Measuring it all: CycleOps PowerTap
Cervelo switched power meter sponsors from Quarq to CycleOps PowerTap this year. That means the bikes are all equipped with SLC+ power measuring hubs and Joule 2.0 computers. CycleOps' Jesse Bartholomew told us that while the hubs are unchanged from previous models, he's keen to get feedback on the Joule, which has far more functions than the standard PowerTap Cervo head unit.
"That's wrapping up development and final testing here so it's been nice to get that on the team," he said. "The Joule was specifically developed in response to some of our experiences with other teams. Because in a lot of cases there's too much going on to download the data and spend time analysing things. They need that feedback immediately so that's how that product was developed.

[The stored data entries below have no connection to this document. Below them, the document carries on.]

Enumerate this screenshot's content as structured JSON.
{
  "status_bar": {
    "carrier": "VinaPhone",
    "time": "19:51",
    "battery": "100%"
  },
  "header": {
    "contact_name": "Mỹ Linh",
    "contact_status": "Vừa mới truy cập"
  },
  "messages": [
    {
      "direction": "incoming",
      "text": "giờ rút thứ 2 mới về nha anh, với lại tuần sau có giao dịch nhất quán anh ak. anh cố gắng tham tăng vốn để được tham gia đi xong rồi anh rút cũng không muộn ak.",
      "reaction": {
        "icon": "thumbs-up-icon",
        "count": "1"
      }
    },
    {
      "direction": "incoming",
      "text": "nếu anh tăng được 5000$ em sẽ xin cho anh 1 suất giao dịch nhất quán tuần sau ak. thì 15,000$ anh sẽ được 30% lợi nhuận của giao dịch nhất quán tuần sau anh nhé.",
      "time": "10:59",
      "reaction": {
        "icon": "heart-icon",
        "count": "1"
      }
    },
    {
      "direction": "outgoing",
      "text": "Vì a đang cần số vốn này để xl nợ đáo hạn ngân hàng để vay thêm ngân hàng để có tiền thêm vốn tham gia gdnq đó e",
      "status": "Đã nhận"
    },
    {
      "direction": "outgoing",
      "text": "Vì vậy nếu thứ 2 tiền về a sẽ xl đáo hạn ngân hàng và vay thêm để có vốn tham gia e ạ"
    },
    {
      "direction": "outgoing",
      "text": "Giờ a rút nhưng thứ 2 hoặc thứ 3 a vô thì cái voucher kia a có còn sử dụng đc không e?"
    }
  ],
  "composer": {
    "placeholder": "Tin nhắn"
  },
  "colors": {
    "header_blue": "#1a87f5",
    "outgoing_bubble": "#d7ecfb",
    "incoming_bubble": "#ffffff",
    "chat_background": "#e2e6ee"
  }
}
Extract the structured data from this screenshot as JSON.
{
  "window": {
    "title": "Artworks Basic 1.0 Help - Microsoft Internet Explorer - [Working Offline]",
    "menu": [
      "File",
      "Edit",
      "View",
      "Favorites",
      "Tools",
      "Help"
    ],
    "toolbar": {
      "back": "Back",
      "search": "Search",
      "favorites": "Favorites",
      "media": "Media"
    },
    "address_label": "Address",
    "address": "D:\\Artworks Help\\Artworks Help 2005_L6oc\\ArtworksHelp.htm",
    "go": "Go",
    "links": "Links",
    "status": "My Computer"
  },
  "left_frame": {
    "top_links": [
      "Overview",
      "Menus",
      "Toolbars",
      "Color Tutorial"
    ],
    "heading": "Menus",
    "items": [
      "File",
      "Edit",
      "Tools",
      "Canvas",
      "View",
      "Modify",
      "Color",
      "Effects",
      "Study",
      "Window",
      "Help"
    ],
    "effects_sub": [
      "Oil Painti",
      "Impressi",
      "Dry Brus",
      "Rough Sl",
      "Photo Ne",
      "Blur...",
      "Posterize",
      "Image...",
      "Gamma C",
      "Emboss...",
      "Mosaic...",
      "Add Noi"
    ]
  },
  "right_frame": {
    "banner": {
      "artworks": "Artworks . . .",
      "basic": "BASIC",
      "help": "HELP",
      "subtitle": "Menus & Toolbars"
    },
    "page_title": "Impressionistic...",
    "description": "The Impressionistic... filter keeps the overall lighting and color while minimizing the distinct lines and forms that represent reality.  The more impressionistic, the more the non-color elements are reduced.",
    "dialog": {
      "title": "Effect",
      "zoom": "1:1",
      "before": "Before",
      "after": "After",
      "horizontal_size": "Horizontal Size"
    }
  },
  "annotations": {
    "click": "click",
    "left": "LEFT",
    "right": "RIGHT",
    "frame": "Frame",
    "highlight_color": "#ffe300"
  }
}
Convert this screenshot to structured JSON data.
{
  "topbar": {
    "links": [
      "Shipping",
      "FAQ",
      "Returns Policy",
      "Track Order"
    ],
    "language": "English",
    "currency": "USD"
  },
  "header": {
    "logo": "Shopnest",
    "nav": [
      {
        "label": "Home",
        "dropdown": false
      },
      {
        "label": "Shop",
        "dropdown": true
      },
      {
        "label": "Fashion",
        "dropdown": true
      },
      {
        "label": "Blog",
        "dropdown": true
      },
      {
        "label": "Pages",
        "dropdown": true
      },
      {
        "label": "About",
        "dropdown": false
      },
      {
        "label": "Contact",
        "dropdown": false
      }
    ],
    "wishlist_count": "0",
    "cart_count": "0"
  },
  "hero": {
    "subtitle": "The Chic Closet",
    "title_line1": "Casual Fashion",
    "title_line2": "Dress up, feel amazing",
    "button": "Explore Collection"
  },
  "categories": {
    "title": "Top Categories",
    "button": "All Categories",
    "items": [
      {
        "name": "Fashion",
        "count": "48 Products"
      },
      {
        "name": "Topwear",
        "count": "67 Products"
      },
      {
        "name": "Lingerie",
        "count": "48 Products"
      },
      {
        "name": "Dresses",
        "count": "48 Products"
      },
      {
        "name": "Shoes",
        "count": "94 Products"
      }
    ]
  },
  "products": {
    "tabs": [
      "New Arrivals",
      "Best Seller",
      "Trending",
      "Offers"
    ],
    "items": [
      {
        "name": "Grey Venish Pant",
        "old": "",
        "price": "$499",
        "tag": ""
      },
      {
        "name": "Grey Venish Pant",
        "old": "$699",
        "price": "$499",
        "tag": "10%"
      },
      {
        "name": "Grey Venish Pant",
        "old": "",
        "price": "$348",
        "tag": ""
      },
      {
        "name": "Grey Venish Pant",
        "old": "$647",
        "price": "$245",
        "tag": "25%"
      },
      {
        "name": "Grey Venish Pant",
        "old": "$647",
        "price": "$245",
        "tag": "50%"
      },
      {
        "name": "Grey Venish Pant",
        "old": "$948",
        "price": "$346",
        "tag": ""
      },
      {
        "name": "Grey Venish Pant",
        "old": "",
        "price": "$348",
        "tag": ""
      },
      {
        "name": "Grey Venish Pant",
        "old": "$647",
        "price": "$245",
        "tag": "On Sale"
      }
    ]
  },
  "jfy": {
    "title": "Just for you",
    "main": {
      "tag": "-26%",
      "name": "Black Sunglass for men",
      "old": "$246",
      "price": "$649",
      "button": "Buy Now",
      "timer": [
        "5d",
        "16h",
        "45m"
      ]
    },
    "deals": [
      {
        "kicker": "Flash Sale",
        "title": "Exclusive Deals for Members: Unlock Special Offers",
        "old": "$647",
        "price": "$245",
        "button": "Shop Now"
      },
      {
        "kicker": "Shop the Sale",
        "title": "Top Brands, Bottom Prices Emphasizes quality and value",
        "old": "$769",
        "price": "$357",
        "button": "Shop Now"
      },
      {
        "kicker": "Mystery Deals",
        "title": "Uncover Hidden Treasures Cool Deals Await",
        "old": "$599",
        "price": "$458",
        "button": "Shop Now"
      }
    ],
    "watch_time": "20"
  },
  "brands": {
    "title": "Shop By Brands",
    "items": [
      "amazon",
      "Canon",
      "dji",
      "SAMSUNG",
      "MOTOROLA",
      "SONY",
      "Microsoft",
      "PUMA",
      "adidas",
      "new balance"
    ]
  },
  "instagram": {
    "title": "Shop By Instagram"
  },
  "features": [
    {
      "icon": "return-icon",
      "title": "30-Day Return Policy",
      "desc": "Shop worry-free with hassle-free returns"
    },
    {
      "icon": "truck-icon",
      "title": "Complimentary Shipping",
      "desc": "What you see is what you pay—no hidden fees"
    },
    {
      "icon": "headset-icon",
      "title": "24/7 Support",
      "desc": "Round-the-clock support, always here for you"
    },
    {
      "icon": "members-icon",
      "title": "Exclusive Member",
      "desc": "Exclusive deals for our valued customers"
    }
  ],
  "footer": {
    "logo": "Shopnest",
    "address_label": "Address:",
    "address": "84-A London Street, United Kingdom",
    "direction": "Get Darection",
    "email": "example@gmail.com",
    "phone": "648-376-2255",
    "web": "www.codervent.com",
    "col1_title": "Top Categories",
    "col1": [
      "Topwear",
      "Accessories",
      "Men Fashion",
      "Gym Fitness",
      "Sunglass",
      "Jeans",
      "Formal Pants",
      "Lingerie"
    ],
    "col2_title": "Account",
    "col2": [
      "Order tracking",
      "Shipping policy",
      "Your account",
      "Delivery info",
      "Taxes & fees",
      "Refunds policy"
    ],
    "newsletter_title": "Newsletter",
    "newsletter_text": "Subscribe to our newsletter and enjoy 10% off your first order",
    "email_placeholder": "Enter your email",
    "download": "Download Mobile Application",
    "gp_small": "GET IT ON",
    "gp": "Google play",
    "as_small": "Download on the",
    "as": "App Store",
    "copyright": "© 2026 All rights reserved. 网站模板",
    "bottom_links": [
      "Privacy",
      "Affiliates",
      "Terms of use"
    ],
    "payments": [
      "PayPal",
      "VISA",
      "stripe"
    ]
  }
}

From that perspective it's working out very well."
Is having all that data at your fingertips actually useful in a race? "A little bit. In most cases the value of power measurement is over a longer period of time – understanding bigger trends in the data so you can make sure you're going harder than in the past, training properly or resting.
"There are some specific examples like in the time trial. Most guys know what they can sustain for 40km or whatever. We've had experiences with a lot of guys benefiting from that in the TT. Make sure they don't start out too hard, specifically. And then being motivated towards the end, knowing you've been able to sustain a certain number in the past so it motivates you to do that same performance in the moment."
Is there anything new in the works from PowerTap? "We've got a lot coming down the pipe here and this team is just going to help accelerate all that and make sure we hone in where we need to," said Bartholomew. "So there'll be some new things next year but nothing to really talk about right now. It can always get smaller and lighter. That's always a possibility."